The result is a scintillating ‘beefed up’ version of Army of Moths, far more powerful and compelling than their album release from 2018 ‘Sorry to Disturb You’, which we enjoyed immensely but still felt somewhat lo-fi in its construction (not that there's anything wrong with that). It opens with title track ‘My Kingdom for a Horse’, a long intro where they appear to revel in having a live drummer to build the tension before it explodes into life with vocalist David Sheridon belting out ‘A Horse, A Horse, My Kingdom for a Horse’ as if the Moth kingdom does really need a horse right now. It’s an obvious catchy track that appeals on 1st listen and I equally love the weaving and beguiling instrumental sections that bridge the chorus sections.
But the highlight of the EP for me is ‘My Swan’, which just builds with such power, intensity and passion, the chorus having a hymnal quality both in its delivery and influence that means I really don’t want to end, the repeated refrain becoming all encompassing and not leaving my mind for hours after. It’s also, I guess, just a song about a swan.
They released ‘Not Alone’ as a single in 2019, and here Army of Moths demonstrate exactly my point about fusing together the serious and the silly – ‘Are we ready for the Chorus yet?’ asks Debz Joy before a delightfully daft nursery rhyme style tune provides the backdrop for the words ‘It doesn’t really matter ‘cos we’re all fu**ed’ in the end’.
And it all ends with ‘Winter Love Serman’, slightly in the shadow of the previous 3 wonderful tracks, but still thoughtfully conceived and which enables me to touch on a point I haven’t even had chance to make yet – that each ‘AoM’ track is just so packed full of ideas and tiny sounds, often providing visions of hundreds of little moths all fluttering around the band as they play, and all seemingly offering little tokens of love and peace as they fly. It is utterly heartwarming, with the array of sounds meaning that there are 'new things' to listen to every time the songs are replayed too.
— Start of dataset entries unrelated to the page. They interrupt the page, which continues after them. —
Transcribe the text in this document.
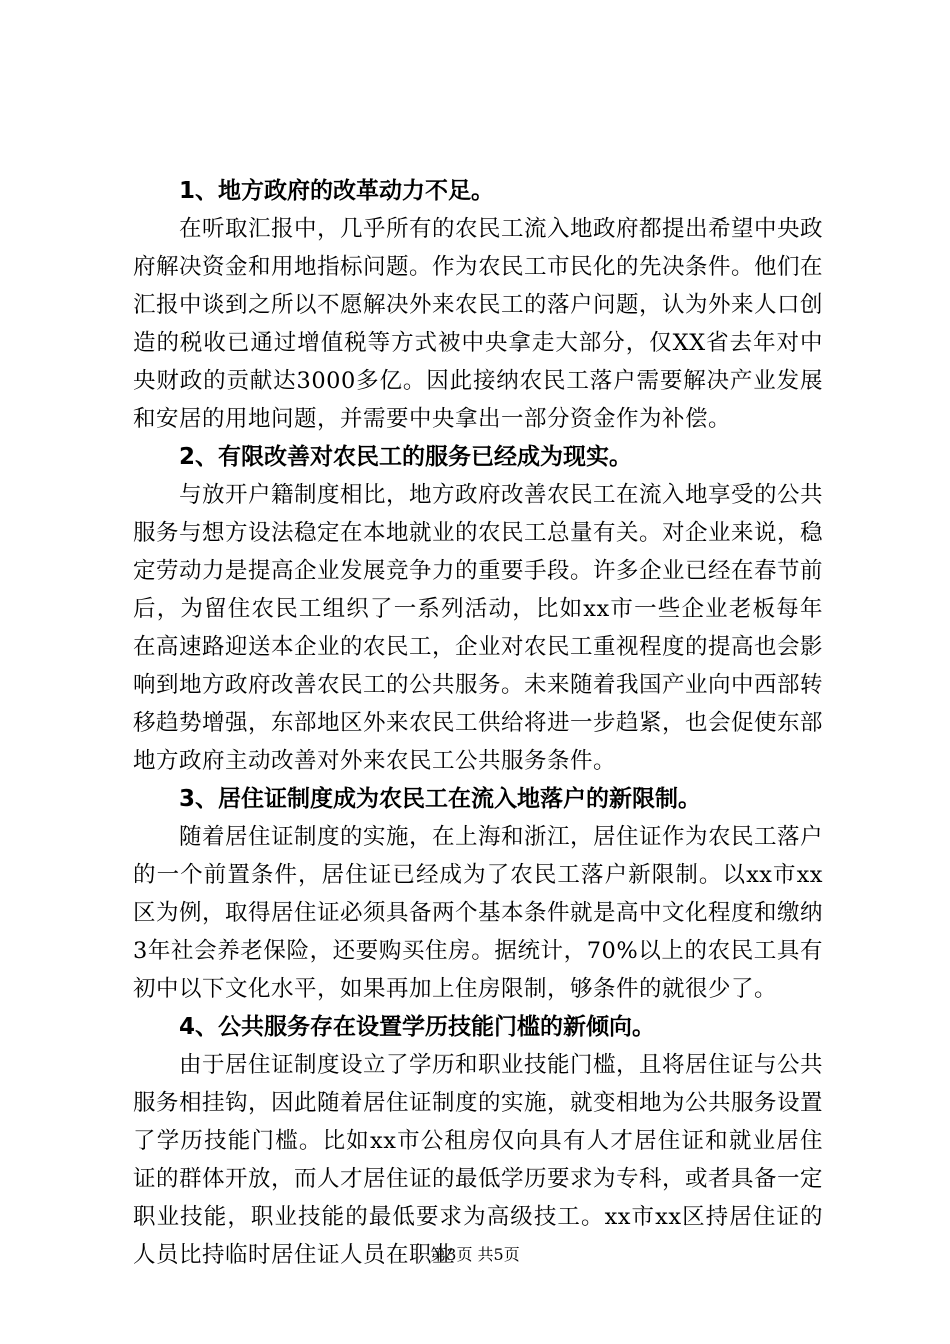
1、地方政府的改革动力不足。

在听取汇报中，几乎所有的农民工流入地政府都提出希望中央政府解决资金和用地指标问题。作为农民工市民化的先决条件。他们在汇报中谈到之所以不愿解决外来农民工的落户问题，认为外来人口创造的税收已通过增值税等方式被中央拿走大部分，仅XX省去年对中央财政的贡献达3000多亿。因此接纳农民工落户需要解决产业发展和安居的用地问题，并需要中央拿出一部分资金作为补偿。

2、有限改善对农民工的服务已经成为现实。

与放开户籍制度相比，地方政府改善农民工在流入地享受的公共服务与想方设法稳定在本地就业的农民工总量有关。对企业来说，稳定劳动力是提高企业发展竞争力的重要手段。许多企业已经在春节前后，为留住农民工组织了一系列活动，比如xx市一些企业老板每年在高速路迎送本企业的农民工，企业对农民工重视程度的提高也会影响到地方政府改善农民工的公共服务。未来随着我国产业向中西部转移趋势增强，东部地区外来农民工供给将进一步趋紧，也会促使东部地方政府主动改善对外来农民工公共服务条件。

3、居住证制度成为农民工在流入地落户的新限制。

随着居住证制度的实施，在上海和浙江，居住证作为农民工落户的一个前置条件，居住证已经成为了农民工落户新限制。以xx市xx区为例，取得居住证必须具备两个基本条件就是高中文化程度和缴纳3年社会养老保险，还要购买住房。据统计，70%以上的农民工具有初中以下文化水平，如果再加上住房限制，够条件的就很少了。

4、公共服务存在设置学历技能门槛的新倾向。

由于居住证制度设立了学历和职业技能门槛，且将居住证与公共服务相挂钩，因此随着居住证制度的实施，就变相地为公共服务设置了学历技能门槛。比如xx市公租房仅向具有人才居住证和就业居住证的群体开放，而人才居住证的最低学历要求为专科，或者具备一定职业技能，职业技能的最低要求为高级技工。xx市xx区持居住证的人员比持临时居住证人员在职业

第3页 共5页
Army of Moths will always be the humblest (and loveliest) of people, and that will never change, but I always felt they were a little unnecessarily apologetic about their music releases – as shown in the title of that debut album ‘Sorry to Disturb You’ , although I get that it's meant a little tongue in cheek. ‘My Kingdom for a Horse’, demonstrates why they need not say such things, and of course there is no doubt that the contribution of Andre Lund shouldn’t be underestimated either, as he is making them just sound pretty darn wonderful from start to finish.
Proving my point that they’re band full of ideas and new tunes, Army of Moths will release a new album later this year, which will be entitled ‘A Pleasant Nervousness’. We’re really looking forward to it already.